Au moment où l'autoplaneur croise le panneau "Bierge", Paul se rappelle qu'il y a quinze ans, cette ville était encore un village. Puis il aperçoit un nuage de fumée au loin, et se demande pourquoi les habitants viendraient brûler des déchets sur la rue principale.
Enfin, il peut distinguer un autre autoplaneur, posé - échoué - sur le sol, et l'homme qui s'en est à moitié extirpé, tandis que son crâne laissait échapper une matière oscillant entre gris et rose sur le sol. Paul a le temps d'avoir le réflexe inconscient et stupide de noter qu'un mégot de cigarette qui devait traîner là semble s'être négligemment collé à cet amas gluant ; puis le temps de se laisser imprégner par la vision d'un escargot ; puis il remarque le gorille, penché au sol sur un autre homme, qu'il tient par la chemise et secoue comme un paquetage récalcitrant.
Le premier est habillé tout de jaune, doit peser dans les cent kilos, a le visage buriné et est quasiment chauve.
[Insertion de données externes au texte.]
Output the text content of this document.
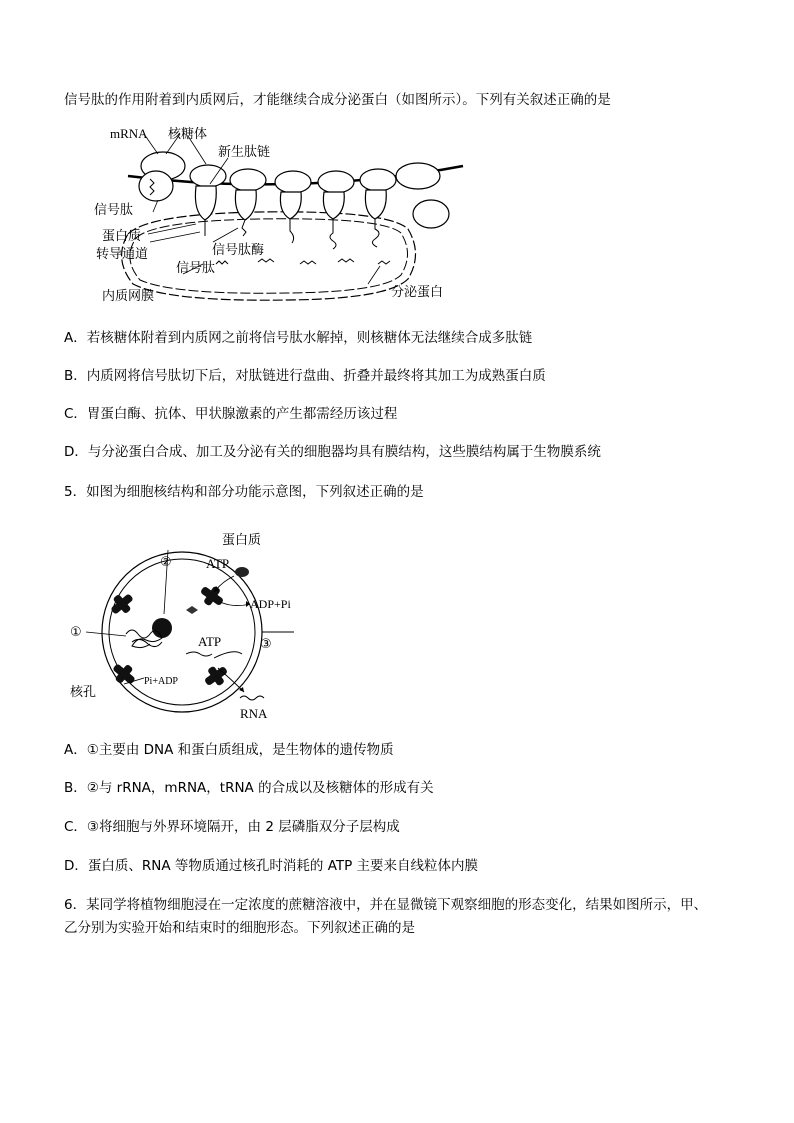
信号肽的作用附着到内质网后，才能继续合成分泌蛋白（如图所示）。下列有关叙述正确的是
mRNA 核糖体
新生肽链
信号肽
蛋白质
转导通道	信号肽酶
信号肽
内质网膜	分泌蛋白
A．若核糖体附着到内质网之前将信号肽水解掉，则核糖体无法继续合成多肽链
B．内质网将信号肽切下后，对肽链进行盘曲、折叠并最终将其加工为成熟蛋白质
C．胃蛋白酶、抗体、甲状腺激素的产生都需经历该过程
D．与分泌蛋白合成、加工及分泌有关的细胞器均具有膜结构，这些膜结构属于生物膜系统
5．如图为细胞核结构和部分功能示意图，下列叙述正确的是
蛋白质
ATP
ADP+Pi
②
①
③
ATP
Pi+ADP
核孔
RNA
A．①主要由 DNA 和蛋白质组成，是生物体的遗传物质
B．②与 rRNA，mRNA，tRNA 的合成以及核糖体的形成有关
C．③将细胞与外界环境隔开，由 2 层磷脂双分子层构成
D．蛋白质、RNA 等物质通过核孔时消耗的 ATP 主要来自线粒体内膜
6．某同学将植物细胞浸在一定浓度的蔗糖溶液中，并在显微镜下观察细胞的形态变化，结果如图所示，甲、
乙分别为实验开始和结束时的细胞形态。下列叙述正确的是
Le second porte une veste en feutre brun à moitié déchirée, de longs cheveux, et une légère barbe. Tandis que sa tête claque sur le sol, sa mâchoire s'ouvre et se referme : il essaie de parler.
Brrr... oxygène qui tombe du ciel. Cris et hurlements. Tiens, j'avais jamais vu qu'ils affichaient des publicités sur les masques, maintenant. Ah, si, loi du 3 juillet 2022, c'est vrai, Pascal en avait parlé au Journal du Soir.
C'est à peu près tout ce qui sillonne l'univers neuronal de Paul alors qu'il dirige la voiture sur le prisonnier et le projette à plus de dix mètres dans un souffle. Son véhicule s'arrête par la magie de l'anti-gravité, sans qu'il ne ressente le moindre choc. Il pose son index sur l'écran noir, la porte se soulève, il crie :
" Montez ! "
Puis a le temps d'apercevoir un autre homme, qui sort d'un bâtiment adjacent, soulève M. Veste en Feutre, le jette dans la voiture, se lance après lui, crie :
" Vite ! Ils arrivent ! Démarrez ! Démarrez bon Dieu ! "
Enfin, démarre, et manque de percuter un autre type, portant le même costume jaune, qui leur fait de grands signes des bras.
***
J'ai tenté de les arrêter, surtout parce que j'aurais vraiment aimé partir avec eux. Un peu aussi pour voir la tête de ce type de plus près. Faut en avoir de sacrées pour défier l'autre type. Apparemment, il a pensé que j'avais essayé de lui venir en aide, parce que ce n'est pas moi qu'il attrape par les épaules, jette au sol, et cogne jusqu'à ce que les secousses nerveuses qui agitent le corps ne soient plus volontaires. Il se relève, les poings en sang, comprend qu'il n'y a plus que nous deux - eh merde - et me gueule :
" Baltringue ! On y va ! On les chope ces putes ! ON VA LES DEMOLIR ! "
Je comprends pas pourquoi il passe son temps à gueuler comme ça. Il a vraiment dû avoir une vie de merde, ses parents ont vraiment dû avoir une vie de merde. Ou alors c'est juste son délire. Va vraiment falloir que je le grille.
***
L'autoplaneur survole maintenant une large étendue de sable. Gary se penche en avant, et pose sa main sur l'épaule de Paul.
" Merci, mec. C'est quoi ton nom ?
- Paul.
- Paul ? C'est pas vrai. T'entends ça, Paul, vous êtes... comment on dit déjà ? Quand on a le même prénom."
Paul retire le mouchoir ensanglanté que Gary lui a donné quelques minutes plus tôt :
" Hobonymes, Gary, on dit hobonymes. "
Il a au moins deux dents et le nez cassé, et n'arrive plus à parler normalement. Sa tête lui semble avoir doublé de volume. Il ne sait pas encore qu'il a une sévère hémorragie interne.
C'est le prix à payer, lorsque l'on veut jouer au bon samaritain.
D'autant qu'un second autoplaneur embarquant deux hommes à son bord vient de décoller et de se lancer à leur poursuite. Sur le bas de la portière, il reste traces d'une matière étrange penchant entre le rose et le gris.